Warhammer40k seven pek çok Türk gibi bu detay yüzümde bir tebessüm oluşturmuştu benim de. Fakat Warhammer 40k külliyatıyla ilk karşılaştığım o günlerde, yarım yamalak yazılmış low-fantasy ürünü eserlerden çokça yılmış ve arama yıllar boyu mesafe koymuş birisi olarak bu pseudo-historic olaya nasıl yaklaşacağımı bilememiştim. Sonra oturup bunu yazarların gerçekten derslerine iyi çalıştıkları inancıyla deşmeye başladım.
İşte bu macera sonunda elime geçen ve kurguyla bağdaştırdığım bilgilerin bir kısmını paylaşıyorum sizlerle:
Biraz önce çevirisini yazdığım İmparator’a dair metinde Neolitik çağ, M.Ö. 8yy. ve Orta Anadolu bilgileriyle yola çıktım. Mevcut dönemde tarımın dolayısıyla şehirleşmenin ve fikri hayatın en ele gelir olduğu bölge Çatalhöyük’tür. M.Ö 8. yüzyıla ait çok fazla veri elde edilememiş olsa 7. yüzyıla ait doğu kısmında bulunan bir höyük mevcuttur.
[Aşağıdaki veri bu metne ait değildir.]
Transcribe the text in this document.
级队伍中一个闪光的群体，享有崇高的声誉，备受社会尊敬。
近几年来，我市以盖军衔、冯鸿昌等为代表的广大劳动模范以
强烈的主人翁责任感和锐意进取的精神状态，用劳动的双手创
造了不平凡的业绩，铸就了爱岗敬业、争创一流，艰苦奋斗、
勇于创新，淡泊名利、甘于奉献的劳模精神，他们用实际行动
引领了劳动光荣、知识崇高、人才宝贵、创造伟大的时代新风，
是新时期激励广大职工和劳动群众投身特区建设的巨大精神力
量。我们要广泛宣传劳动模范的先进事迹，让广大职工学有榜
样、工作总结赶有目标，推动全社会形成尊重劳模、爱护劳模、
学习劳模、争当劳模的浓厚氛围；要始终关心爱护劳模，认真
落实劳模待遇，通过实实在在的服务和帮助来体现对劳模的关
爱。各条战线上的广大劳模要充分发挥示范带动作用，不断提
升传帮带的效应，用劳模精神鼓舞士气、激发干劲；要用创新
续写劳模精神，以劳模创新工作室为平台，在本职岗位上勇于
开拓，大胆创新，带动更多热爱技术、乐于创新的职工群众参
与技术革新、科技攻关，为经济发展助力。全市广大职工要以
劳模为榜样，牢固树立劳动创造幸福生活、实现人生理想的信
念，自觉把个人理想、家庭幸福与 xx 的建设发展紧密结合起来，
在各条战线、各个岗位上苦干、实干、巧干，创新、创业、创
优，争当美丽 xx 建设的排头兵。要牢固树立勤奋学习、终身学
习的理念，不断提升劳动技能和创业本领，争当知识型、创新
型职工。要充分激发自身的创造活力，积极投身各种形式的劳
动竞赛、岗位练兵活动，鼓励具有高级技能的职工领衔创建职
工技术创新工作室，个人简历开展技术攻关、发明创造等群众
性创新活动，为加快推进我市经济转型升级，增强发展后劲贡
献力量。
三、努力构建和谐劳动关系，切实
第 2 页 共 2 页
Çatalhöyük‘e dair bana geekgasmlar yaşatan ama okurların ilgisini çekme ihtimali düşük olabilecek öğeleri atlayarak, direkt olarak olayı dönemin inanç boyutuna ve yazarların güzelce bağdaştırdığı öğelere aktarıyorum.
Warhammer40k külliyatına baktığımızda, insanoğlunun ve reenkarnasyon sürecinin bir numaralı düşmanı, warp adını verdiğimiz boyutta insanların duygularının ve inançlarının şekillenip, en karanlık düşlerimizin dahi gerçeğe dönüşüp hayat bulmasıdır. İnsanoğlunun kutsallık addedip üstünde yoğun ve karanlık duygularla yönelim gösterdiği her odak birer tanrı halini almaktadır.Yani her yoğun duygu ve ifade içerebilecek korku, öfke ve buna benzer ilençler warp’da kendine varlık bularak büyümektedir. Bunun sonucunda ise Kaos’un dört temel gücü veya tanrısı kendine ifade bulmaya başlamıştır.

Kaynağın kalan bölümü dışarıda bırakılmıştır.